This editorial will appear in tomorrow’s print edition.
We now know the Legislature plan’s for competing for Race to the Top education dollars: Too little, too late.
The Senate on Thursday gave final approval to a bill that supposedly positions Washington to win its share of Race to the Top funding – money the Obama administration is offering states at the cutting edge of education reform.
Washington isn’t at the cutting edge. It isn’t even at the dull edge. It’s at the back of the handle of a dull blade.
Gov. Chris Gregoire had to withdraw the state from the first round of the federal competition because Washington was simply a non-contender. Many of the key reforms U.S. Education Secretary Arne Duncan was looking for – such as high-quality charter schools – were nowhere to be found within our borders. There went Washington’s shot at $200 million-plus that would have been a godsend during a brutal budget crisis.
The 2010 Legislature, in theory, has decided to put the state back in the running for round two. Senate Bill 6696 would in fact take several serious steps toward better-performing schools.
The state would, for the first time, be permitted to step into failing local school districts and force them to step up their game. There’d be tighter evaluations of principals and teachers. Qualified professionals in other fields would be allowed to bring their skills to the classroom more easily with streamlined teacher-certification.

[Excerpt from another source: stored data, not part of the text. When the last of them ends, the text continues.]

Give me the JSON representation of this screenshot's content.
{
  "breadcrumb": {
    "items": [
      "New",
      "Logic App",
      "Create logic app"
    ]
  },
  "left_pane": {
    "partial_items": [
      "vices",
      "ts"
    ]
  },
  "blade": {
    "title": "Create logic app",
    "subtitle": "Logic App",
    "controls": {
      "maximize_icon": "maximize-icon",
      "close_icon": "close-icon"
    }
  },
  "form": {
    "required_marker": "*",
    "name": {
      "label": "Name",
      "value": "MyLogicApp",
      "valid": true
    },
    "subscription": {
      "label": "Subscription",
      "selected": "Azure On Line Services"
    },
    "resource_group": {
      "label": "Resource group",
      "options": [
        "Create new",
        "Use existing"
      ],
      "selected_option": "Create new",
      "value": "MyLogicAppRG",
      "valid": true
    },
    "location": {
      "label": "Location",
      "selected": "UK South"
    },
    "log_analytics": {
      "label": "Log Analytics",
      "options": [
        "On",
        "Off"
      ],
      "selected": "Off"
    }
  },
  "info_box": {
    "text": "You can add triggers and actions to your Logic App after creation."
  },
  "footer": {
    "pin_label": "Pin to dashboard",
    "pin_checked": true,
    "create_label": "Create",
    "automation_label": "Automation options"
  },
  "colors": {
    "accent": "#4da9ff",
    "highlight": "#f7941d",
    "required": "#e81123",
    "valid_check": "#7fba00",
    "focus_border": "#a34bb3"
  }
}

One problem: The bill still wouldn’t make Washington a contender for the desperately needed federal dollars. The Obama administration really does want those charter schools. It wants the effectiveness of educators objectively measured by connecting student test scores to teachers. It wants genuine merit pay for outstanding teachers. It wants states to weed out incompetent teachers with something more than glacial speed.

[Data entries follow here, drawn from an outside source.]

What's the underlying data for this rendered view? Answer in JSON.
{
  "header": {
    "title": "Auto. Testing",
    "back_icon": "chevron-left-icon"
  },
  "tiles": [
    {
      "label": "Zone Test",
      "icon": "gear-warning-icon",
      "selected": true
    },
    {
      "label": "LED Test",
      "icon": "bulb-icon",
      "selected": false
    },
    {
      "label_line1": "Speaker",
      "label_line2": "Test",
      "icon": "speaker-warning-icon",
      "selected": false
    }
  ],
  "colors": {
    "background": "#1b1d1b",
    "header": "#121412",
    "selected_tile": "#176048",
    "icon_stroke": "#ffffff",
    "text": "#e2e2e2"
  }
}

This bill isn’t likely to impress Duncan & Company. Gregoire and the Senate Democrats who crafted its modest reforms are pretending it’s a grand achievement, but independent experts – including Superintendent of Public Instruction Randy Dorn – beg to differ.

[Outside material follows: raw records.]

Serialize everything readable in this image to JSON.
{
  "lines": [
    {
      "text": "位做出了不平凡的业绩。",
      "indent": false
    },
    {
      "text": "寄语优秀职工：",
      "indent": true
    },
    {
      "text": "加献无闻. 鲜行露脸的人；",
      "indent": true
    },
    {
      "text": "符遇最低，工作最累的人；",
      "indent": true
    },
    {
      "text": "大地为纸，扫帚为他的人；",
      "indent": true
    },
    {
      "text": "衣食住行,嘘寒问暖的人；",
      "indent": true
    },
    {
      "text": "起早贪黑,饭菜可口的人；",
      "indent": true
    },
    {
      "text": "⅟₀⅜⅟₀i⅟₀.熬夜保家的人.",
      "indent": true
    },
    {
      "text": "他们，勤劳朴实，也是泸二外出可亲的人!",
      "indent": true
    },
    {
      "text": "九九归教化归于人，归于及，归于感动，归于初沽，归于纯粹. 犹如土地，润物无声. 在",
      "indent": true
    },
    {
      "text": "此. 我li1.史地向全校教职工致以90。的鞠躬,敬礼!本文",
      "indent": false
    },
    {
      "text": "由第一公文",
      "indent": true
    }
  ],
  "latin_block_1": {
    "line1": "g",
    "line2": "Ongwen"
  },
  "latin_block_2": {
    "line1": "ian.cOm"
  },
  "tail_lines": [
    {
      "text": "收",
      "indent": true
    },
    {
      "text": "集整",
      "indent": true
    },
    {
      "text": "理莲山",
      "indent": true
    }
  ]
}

The elephant in the room is the Washington Education Association. Democrats have given the teachers union virtual veto power over any provision it doesn’t like – and the WEA really doesn’t like linking test data to teachers, charter schools and some other practices the Obama administration wants to reward. The WEA has been constructive in supporting the baby steps of SB 6696, but it still stands squarely athwart any effort to fundamentally overhaul public education in Washington.
Still, the WEA isn’t the real problem. It is doing what unions do: protecting its members. The problem is the scarcity of politically courageous lawmakers willing to pursue reform in defiance of the WEA and other powerful constituencies.
Let’s at least stop pretending that the Legislature wants the kind of change the administration is demanding. The Senate bill is proof that lawmakers are not racing to the top. They’re being dragged, grudgingly, to the bottom of the hill.